Returnal and the Elevated Space Setting
August 30th, 2022
I never saw Interstellar. I’m sure it’s a pretty good movie, but something about the vibe of every trailer I saw, along with my general impression of Christopher Nolan, led me to believe that I wouldn’t like it. It was going to be a movie about space, I thought, not so much in the sense that it literally takes place in space or is concerned with space travel, but in the sense that it’s written from a perspective that sees space as an interesting literary concept in and of itself. It would use space as a device through which to view the human condition. I was sure of it.
To this day, I don’t really know what Interstellar is about, but I still believe it’s that. Probably there is a guy who, while in space, thinks about his wife and kid. Perhaps the grandeur of the universe is set against the microcosm of personal experience. Maybe there are some flashbacks that take place in a really domestic setting, like a living room where people are laughing and everything looks kind of washed out and slow motion, like an ad for detergent, but sad.
This kind of unfair mental image of Interstellar is what a lot of Returnal felt like for me.
Don’t get me wrong: Returnal is fun. You zip around in your spacesuit and various aliens in easily discernible categories shoot inexplicably color-coded projectiles at you, which move just slowly enough that you’re able to dodge them. It’s an arcade-like bullet hell experience, but with the polish and veneer of a much more high-brow title. Every one of the weapons feels unique and satisfying, and you quickly pick out favorites and get to know their quirks, and each run supplies a plethora of options that have you weighing risk and reward in satisfying ways.
Even the narrative, at the start, was working for me. You discover various incarnations of your own body throughout each run, making it clear that the repeated roguelike runs you take on aren’t just a game mechanic, but actual events taking place within the fiction of the game. You pick up voice recorders in classic horror game fashion, but all of them are recordings you made yourself and don’t remember. That’s an engaging start to a roguelike. Spooky stuff.
As the story moved along, though, I began to see hints that the story was going somewhere I wouldn’t appreciate as much: space. Not literal space – it started out in a spaceship, so that was clear enough from the beginning – but the kind of space featured in my assumed version of Interstellar where space isn’t space at all, so much as a metaphor for something human and terrestrial. I began to fear that the entire narrative was a metaphor, probably for trauma.
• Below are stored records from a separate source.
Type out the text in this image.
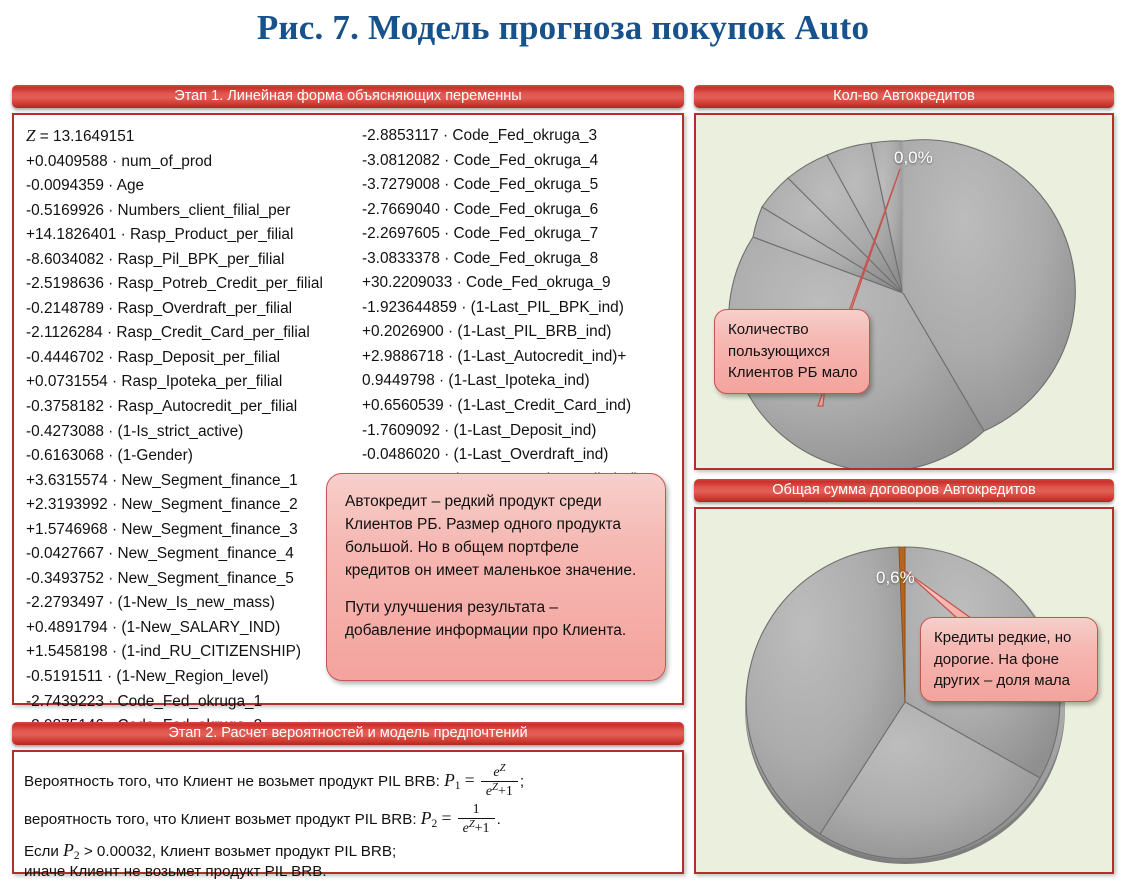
Рис. 7. Модель прогноза покупок Auto
Этап 1. Линейная форма объясняющих переменны
Z = 13.1649151
+0.0409588 · num_of_prod
-0.0094359 · Age
-0.5169926 · Numbers_client_filial_per
+14.1826401 · Rasp_Product_per_filial
-8.6034082 · Rasp_Pil_BPK_per_filial
-2.5198636 · Rasp_Potreb_Credit_per_filial
-0.2148789 · Rasp_Overdraft_per_filial
-2.1126284 · Rasp_Credit_Card_per_filial
-0.4446702 · Rasp_Deposit_per_filial
+0.0731554 · Rasp_Ipoteka_per_filial
-0.3758182 · Rasp_Autocredit_per_filial
-0.4273088 · (1-Is_strict_active)
-0.6163068 · (1-Gender)
+3.6315574 · New_Segment_finance_1
+2.3193992 · New_Segment_finance_2
+1.5746968 · New_Segment_finance_3
-0.0427667 · New_Segment_finance_4
-0.3493752 · New_Segment_finance_5
-2.2793497 · (1-New_Is_new_mass)
+0.4891794 · (1-New_SALARY_IND)
+1.5458198 · (1-ind_RU_CITIZENSHIP)
-0.5191511 · (1-New_Region_level)
-2.7439223 · Code_Fed_okruga_1
-2.8853117 · Code_Fed_okruga_3
-3.0812082 · Code_Fed_okruga_4
-3.7279008 · Code_Fed_okruga_5
-2.7669040 · Code_Fed_okruga_6
-2.2697605 · Code_Fed_okruga_7
-3.0833378 · Code_Fed_okruga_8
+30.2209033 · Code_Fed_okruga_9
-1.923644859 · (1-Last_PIL_BPK_ind)
+0.2026900 · (1-Last_PIL_BRB_ind)
+2.9886718 · (1-Last_Autocredit_ind)+
0.9449798 · (1-Last_Ipoteka_ind)
+0.6560539 · (1-Last_Credit_Card_ind)
-1.7609092 · (1-Last_Deposit_ind)
-0.0486020 · (1-Last_Overdraft_ind)

Автокредит – редкий продукт среди Клиентов РБ. Размер одного продукта большой. Но в общем портфеле кредитов он имеет маленькое значение.

Пути улучшения результата – добавление информации про Клиента.

Этап 2. Расчет вероятностей и модель предпочтений
Вероятность того, что Клиент не возьмет продукт PIL BRB: $P1 = \frac{e^Z}{e^Z+1}$ ;
вероятность того, что Клиент возьмет продукт PIL BRB: $P2 = \frac{1}{e^Z+1}$ .
Если P2 > 0.00032, Клиент возьмет продукт PIL BRB;
иначе Клиент не возьмет продукт PIL BRB.
Кол-во Автокредитов
0,0%
Количество
пользующихся
Клиентов РБ мало
Общая сумма договоров Автокредитов
0,6%
Кредиты редкие, но
дорогие. На фоне
других – доля мала
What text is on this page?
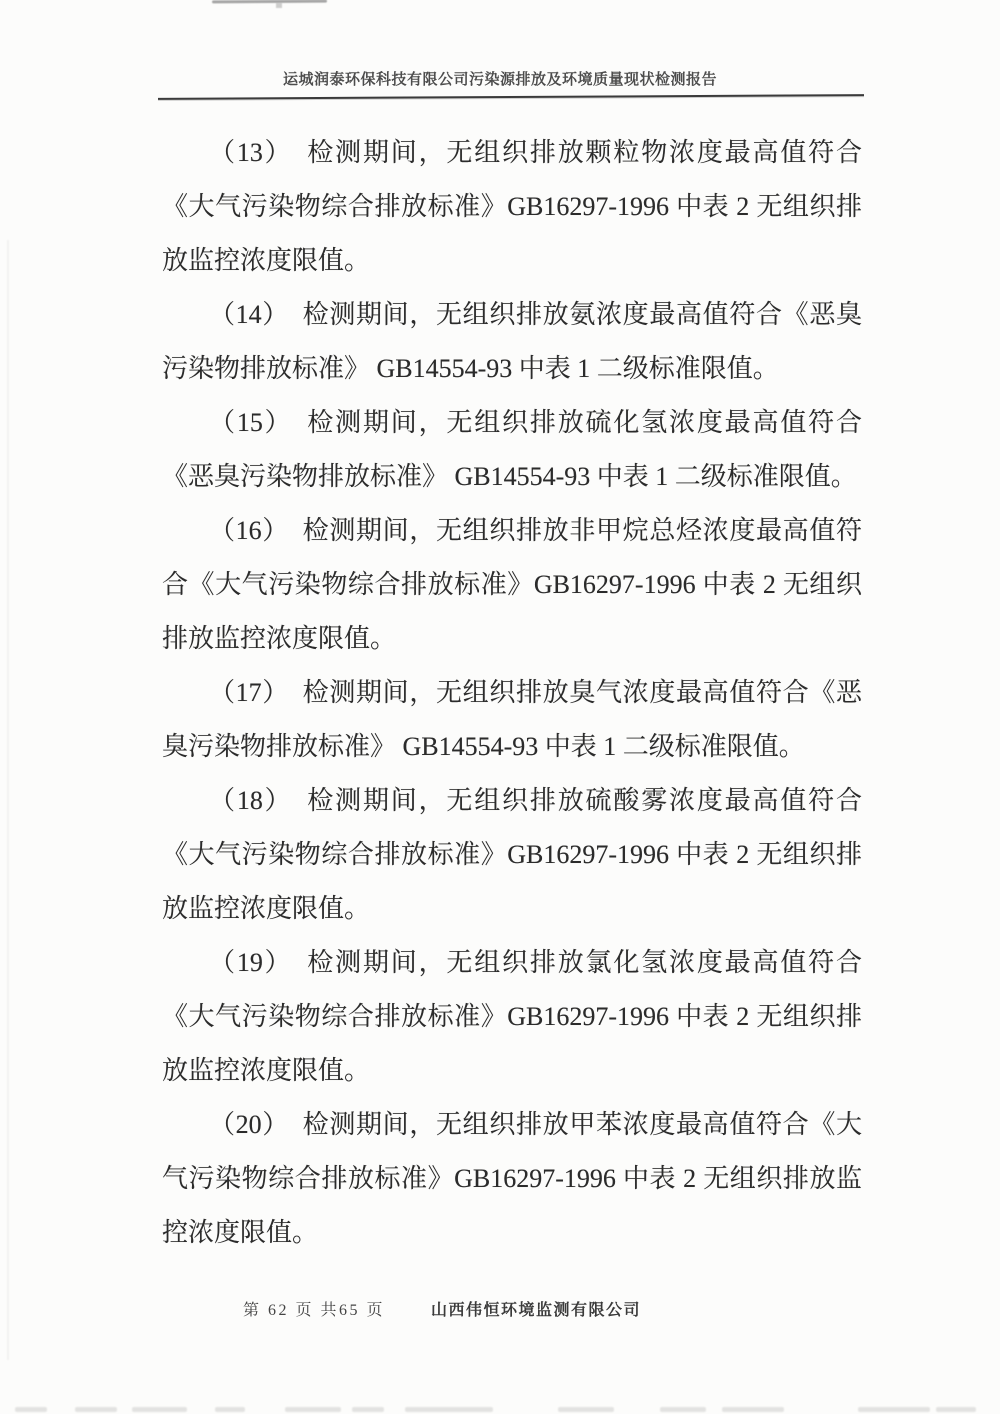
运城润泰环保科技有限公司污染源排放及环境质量现状检测报告
（13）　检测期间，无组织排放颗粒物浓度最高值符合
《大气污染物综合排放标准》GB16297-1996 中表 2 无组织排
放监控浓度限值。
（14）　检测期间，无组织排放氨浓度最高值符合《恶臭
污染物排放标准》 GB14554-93 中表 1 二级标准限值。
（15）　检测期间，无组织排放硫化氢浓度最高值符合
《恶臭污染物排放标准》 GB14554-93 中表 1 二级标准限值。
（16）　检测期间，无组织排放非甲烷总烃浓度最高值符
合《大气污染物综合排放标准》GB16297-1996 中表 2 无组织
排放监控浓度限值。
（17）　检测期间，无组织排放臭气浓度最高值符合《恶
臭污染物排放标准》 GB14554-93 中表 1 二级标准限值。
（18）　检测期间，无组织排放硫酸雾浓度最高值符合
《大气污染物综合排放标准》GB16297-1996 中表 2 无组织排
放监控浓度限值。
（19）　检测期间，无组织排放氯化氢浓度最高值符合
《大气污染物综合排放标准》GB16297-1996 中表 2 无组织排
放监控浓度限值。
（20）　检测期间，无组织排放甲苯浓度最高值符合《大
气污染物综合排放标准》GB16297-1996 中表 2 无组织排放监
控浓度限值。
第 62 页 共65 页	山西伟恒环境监测有限公司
At first glance, it’s not clear why that’s such a problem for me. I don’t really take issue with a narrative completely wrapped around a heavy-handed metaphor, for example. I can get behind something like 2016’s The Monster, where the addiction metaphor is screamed so aggressively at the audience that even Zoe Kazan’s hated grandfather Elia can hear it in his grave. Space as a setting is fine, too. I’ve seen Aliens more than almost any other movie, and they do all sorts of space stuff in that one, even going so far as to consider blasting off and nuking the site from orbit. Taken individually, all of these factors should be fine for me.
Something feels different once you put them together, though. The heavy-handed metaphor, when combined with the space setting, stops being an idiot romp through the stars or a horrifying descent into the inky unknown, and instead becomes intentionally high-brow. It feels like it’s winking at me, shaking my hand and letting me know that we’re all very clever because space is science and science is smart. Rather than accepting it as a setting, I begin to view space as a shorthand the game is using to communicate that this is serious stuff.
Put that together with the otherwise fun gameplay, and there’s a kind of dissonance that bothers me. This is serious stuff, the game is telling me, but here I am zipping around and dodging slow-moving multi-colored alien blob projectiles like it’s Space Invaders while I wildly slap parasites all over my body because they make me do cool stuff. Can a game have it both ways?
Yes, obviously, it can. My point here isn’t to say that any of this is necessarily bad. Most of it stems from my own biases against this kind of high-brow space setting. For me, it conjures images of Neil Degrasse Tyson Tweets recycled from decade-old I Fucking Love Science posts lifted from Facebook, all of them pedantically concerned with the “science” part of “science fiction” when that’s the absolute last thing I have any interest in hearing about. This is deeply unfair, of course, but it’s where my head goes. I personally do not fucking love science.
I also won’t deny the importance of aesthetics here. It makes complete sense to me why this kind of setting would appeal to somebody just by nature of what it is. Show me a fantasy guy with a sword, for example, and I’m pretty much sold, no matter how stupid and awful everything else about it might be. But my personal experience is that when I see this kind of high-brow portrayal of space, I feel almost like something surreptitious is happening, like the setting itself is demanding that I elevate the narrative beyond what the narrative is actually offering.
Maybe you could just put a sword in there, I think to myself. That would be better. I don’t want to watch Arrival again. I didn’t watch The Martian, and I never will. I don’t care if the book is good. What if it had a sword, I think. That would be neat.